# Configuração Inicial e Importações

In [None]:
import numpy as np
import torch
import torch.nn as nn
import torch.optim as optim
from torch.utils.data import DataLoader
from torchvision import transforms, datasets
import torchvision
from torchsummary import summary
import os
import zipfile
import requests
from tqdm import tqdm
import matplotlib.pyplot as plt

In [None]:
# Configurar reprodutibilidade
SEED = 42
np.random.seed(SEED)
torch.manual_seed(SEED)

if torch.cuda.is_available():
    torch.cuda.manual_seed(SEED)
    torch.cuda.manual_seed_all(SEED)

torch.backends.cudnn.deterministic = True
torch.backends.cudnn.benchmark = False

In [None]:
print(f"PyTorch version: {torch.__version__}")

# Download do dataset

In [None]:
# Download do dataset
data_url = "https://github.com/SVizor42/ML_Zoomcamp/releases/download/straight-curly-data/data.zip"
data_file = "data.zip"

In [None]:
if not os.path.exists(data_file):
    print(f"Downloading {data_file}...")
    response = requests.get(data_url, stream=True)
    with open(data_file, "wb") as f:
        for chunk in tqdm(response.iter_content(chunk_size=1024)):
            if chunk:
                f.write(chunk)
    print("Download complete.")
else:
    print(f"{data_file} already exists.")

In [None]:
extract_dir = "data"
if not os.path.exists(extract_dir):
    print(f"Extracting {data_file}...")
    with zipfile.ZipFile(data_file, 'r') as zip_ref:
        zip_ref.extractall(".")
    print("Extraction complete.")
else:
    print(f"{extract_dir} directory already exists.")

In [None]:
train_dir = os.path.join(extract_dir, 'train')
test_dir = os.path.join(extract_dir, 'test')

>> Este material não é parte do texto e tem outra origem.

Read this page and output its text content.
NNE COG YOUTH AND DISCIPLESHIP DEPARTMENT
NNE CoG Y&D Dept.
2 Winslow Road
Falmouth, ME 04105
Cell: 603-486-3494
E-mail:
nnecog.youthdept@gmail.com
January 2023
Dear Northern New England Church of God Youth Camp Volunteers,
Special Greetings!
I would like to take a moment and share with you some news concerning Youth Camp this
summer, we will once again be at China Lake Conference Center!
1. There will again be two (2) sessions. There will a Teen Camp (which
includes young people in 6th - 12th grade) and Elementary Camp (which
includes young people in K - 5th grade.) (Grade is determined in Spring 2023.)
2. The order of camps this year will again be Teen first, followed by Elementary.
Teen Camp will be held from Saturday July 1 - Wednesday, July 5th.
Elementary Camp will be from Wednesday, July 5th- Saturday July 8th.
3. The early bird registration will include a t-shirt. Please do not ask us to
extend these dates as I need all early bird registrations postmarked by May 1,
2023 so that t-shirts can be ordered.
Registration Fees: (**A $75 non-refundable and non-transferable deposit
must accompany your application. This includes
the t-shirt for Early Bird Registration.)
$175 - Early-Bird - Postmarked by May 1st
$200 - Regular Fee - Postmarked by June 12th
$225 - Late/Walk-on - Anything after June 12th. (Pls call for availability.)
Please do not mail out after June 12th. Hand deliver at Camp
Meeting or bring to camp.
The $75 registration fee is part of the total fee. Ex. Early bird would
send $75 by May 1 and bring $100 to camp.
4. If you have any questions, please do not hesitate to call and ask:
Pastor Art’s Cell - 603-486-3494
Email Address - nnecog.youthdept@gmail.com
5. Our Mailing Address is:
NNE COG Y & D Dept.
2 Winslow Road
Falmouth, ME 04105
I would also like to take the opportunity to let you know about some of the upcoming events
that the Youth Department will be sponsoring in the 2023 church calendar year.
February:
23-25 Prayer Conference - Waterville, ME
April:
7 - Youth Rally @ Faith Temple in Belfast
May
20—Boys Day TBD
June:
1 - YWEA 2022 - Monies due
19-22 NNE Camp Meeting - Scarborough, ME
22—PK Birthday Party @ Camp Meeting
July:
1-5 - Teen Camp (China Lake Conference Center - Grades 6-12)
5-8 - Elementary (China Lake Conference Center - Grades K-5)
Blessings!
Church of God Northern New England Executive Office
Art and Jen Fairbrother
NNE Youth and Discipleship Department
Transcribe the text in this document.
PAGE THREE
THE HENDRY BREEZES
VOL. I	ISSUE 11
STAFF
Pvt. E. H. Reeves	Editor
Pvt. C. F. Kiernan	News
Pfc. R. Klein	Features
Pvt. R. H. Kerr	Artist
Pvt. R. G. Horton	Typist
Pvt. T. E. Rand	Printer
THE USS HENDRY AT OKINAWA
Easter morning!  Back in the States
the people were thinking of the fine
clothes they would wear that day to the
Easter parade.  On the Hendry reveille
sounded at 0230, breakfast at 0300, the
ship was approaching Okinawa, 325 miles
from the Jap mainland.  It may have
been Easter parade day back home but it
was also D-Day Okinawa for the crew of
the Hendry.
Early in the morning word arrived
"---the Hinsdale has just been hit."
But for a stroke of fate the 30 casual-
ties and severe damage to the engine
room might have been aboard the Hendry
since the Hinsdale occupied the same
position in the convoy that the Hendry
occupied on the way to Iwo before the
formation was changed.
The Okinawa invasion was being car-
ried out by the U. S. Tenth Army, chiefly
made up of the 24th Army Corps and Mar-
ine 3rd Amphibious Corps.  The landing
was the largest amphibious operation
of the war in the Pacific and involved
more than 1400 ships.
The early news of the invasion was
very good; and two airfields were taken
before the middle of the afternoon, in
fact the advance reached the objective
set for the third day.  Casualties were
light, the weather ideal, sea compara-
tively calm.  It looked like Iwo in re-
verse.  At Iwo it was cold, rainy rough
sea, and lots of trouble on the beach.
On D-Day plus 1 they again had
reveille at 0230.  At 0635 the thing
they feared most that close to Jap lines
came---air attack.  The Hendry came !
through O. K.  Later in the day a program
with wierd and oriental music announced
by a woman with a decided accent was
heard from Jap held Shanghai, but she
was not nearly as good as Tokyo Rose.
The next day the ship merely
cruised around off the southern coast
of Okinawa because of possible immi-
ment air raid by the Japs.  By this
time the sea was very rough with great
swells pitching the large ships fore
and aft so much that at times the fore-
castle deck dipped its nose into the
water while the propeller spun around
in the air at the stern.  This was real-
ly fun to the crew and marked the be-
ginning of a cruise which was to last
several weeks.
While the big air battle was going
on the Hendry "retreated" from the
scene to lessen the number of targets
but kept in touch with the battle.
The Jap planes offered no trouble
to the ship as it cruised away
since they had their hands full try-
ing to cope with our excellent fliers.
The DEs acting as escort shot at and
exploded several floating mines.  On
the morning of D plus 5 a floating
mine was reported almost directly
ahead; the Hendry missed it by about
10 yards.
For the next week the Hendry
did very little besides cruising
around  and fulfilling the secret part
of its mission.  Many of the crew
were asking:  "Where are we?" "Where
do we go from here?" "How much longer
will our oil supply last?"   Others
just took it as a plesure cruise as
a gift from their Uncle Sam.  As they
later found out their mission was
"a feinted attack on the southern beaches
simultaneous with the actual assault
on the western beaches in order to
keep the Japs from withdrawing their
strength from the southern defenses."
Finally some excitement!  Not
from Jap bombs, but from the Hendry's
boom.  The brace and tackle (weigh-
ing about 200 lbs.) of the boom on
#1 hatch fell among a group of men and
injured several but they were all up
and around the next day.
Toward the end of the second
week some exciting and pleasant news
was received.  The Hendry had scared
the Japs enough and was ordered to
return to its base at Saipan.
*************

if os.path.exists(train_dir):
    classes = os.listdir(train_dir)
    print(f"Classes encontradas no conjunto de treino: {classes}")
    print(f"Número de classes: {len(classes)}")
    
    if len(classes) == 2:
        print("\nConclusão: Como existem 2 classes, este é um problema de Classificação Binária.")
        print("Recomendação: Usar nn.BCEWithLogitsLoss()")
    else:
        print(f"\nConclusão: Como existem {len(classes)} classes, este é um problema de Classificação Multiclasse.")
        print("Recomendação: Usar nn.CrossEntropyLoss()")
else:
    print(f"Diretório {train_dir} não encontrado. Verifique a extração.")

In [None]:
!pip install pillow

In [None]:
from io import BytesIO
from urllib import request
from PIL import Image

def download_image(url):
    with request.urlopen(url) as resp:
        buffer = resp.read()
    stream = BytesIO(buffer)
    img = Image.open(stream)
    return img

def prepare_image(img, target_size):
    if img.mode != 'RGB':
        img = img.convert('RGB')
    img = img.resize(target_size, Image.Resampling.NEAREST)
    return img

# Download e Inspeção do Modelo ONNX

In [None]:
base_url = "https://github.com/alexeygrigorev/large-datasets/releases/download/hairstyle/"
files = ["hair_classifier_v1.onnx", "hair_classifier_v1.onnx.data"]

for file_name in files:
    if not os.path.exists(file_name):
        print(f"Downloading {file_name}...")
        response = requests.get(base_url + file_name)
        with open(file_name, "wb") as f:
            f.write(response.content)
        print(f"{file_name} downloaded.")
    else:
        print(f"{file_name} already exists.")

In [None]:
!pip install onnxruntime

In [None]:
import onnxruntime as ort

session = ort.InferenceSession("hair_classifier_v1.onnx")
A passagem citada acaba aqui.